More explicit and to the point, anything that is automated from a bunch
of web pages is simply going to be ugly. Now I admit this is
subjective, but web pages simply aren't books, as hard as you try.
Wikibooks via a simple web interface is an important first step, and it
does get us to gather the raw content which can be transformed into a
book, but it is only about half-way to the goal of publishing a textbook
even when you have some beautiful web pages and the written content is
letter-perfect.
So far, there isn't anything on Wikibooks resembling what professional
editors do in commercial publishing circles. About the best example
I've seen anywhere on a large-scale volunteer project is what the
Distributed Proofreaders do with the Gutenberg Project draft texts,
where there is a completely separate team of volunteers who review the
formatting of the document after the actual grammar of the text has been
been considered in the final form.
I'd also challenge that a book, a really good book, is in many ways a
work of art unto itself. Particularly a good textbook. If we want to
make textbooks that really revolutionize the publishing industry, and
have them used in actual classrooms, we need to treat them as art forms
and not something which massive shortcuts have been taken.

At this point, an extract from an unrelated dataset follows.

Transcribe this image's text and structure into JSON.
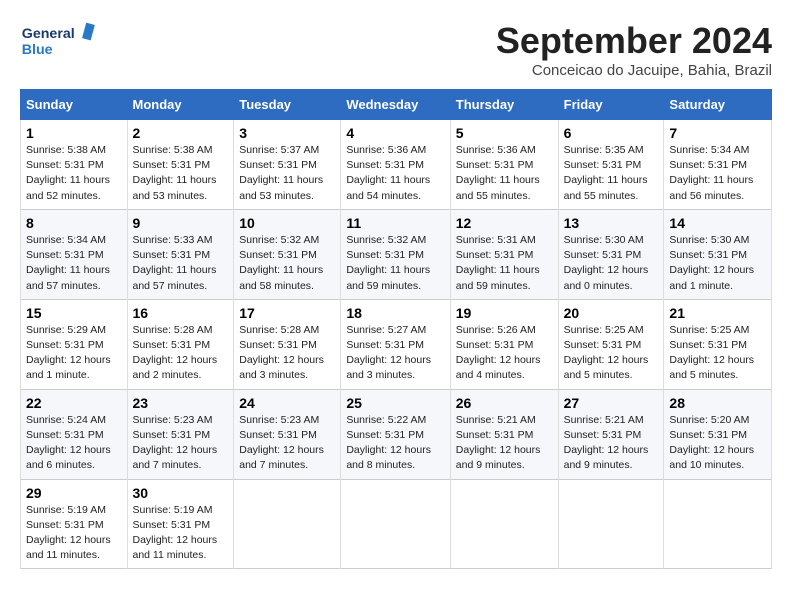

Is it possible to also include the unique book-only markup tags within
the Wiki as well? Yes, and I'll admit that. But it isn't going to be
easy to get going either. I expect that a development team working very
closely with Wikibooks participants to generate a very good combination
of markup tags for book publishing that would generate quality PDF files
will take years if not a full decade to perfect. On this I am staking
my experience and knowledge of software development cycles I've gained
over several decades of writing computer software, and years of being
involved with Wikibooks.
By far and away the current best "free" method of generating a PDF file
is to import the text into Open Office, formatting the content to be
much more book-like, and exporting the PDF file. Acrobat Pro certainly
does better (Adobe wrote the spec, so they understand it better), but as
you said, not everybody on Wikibooks can afford that software.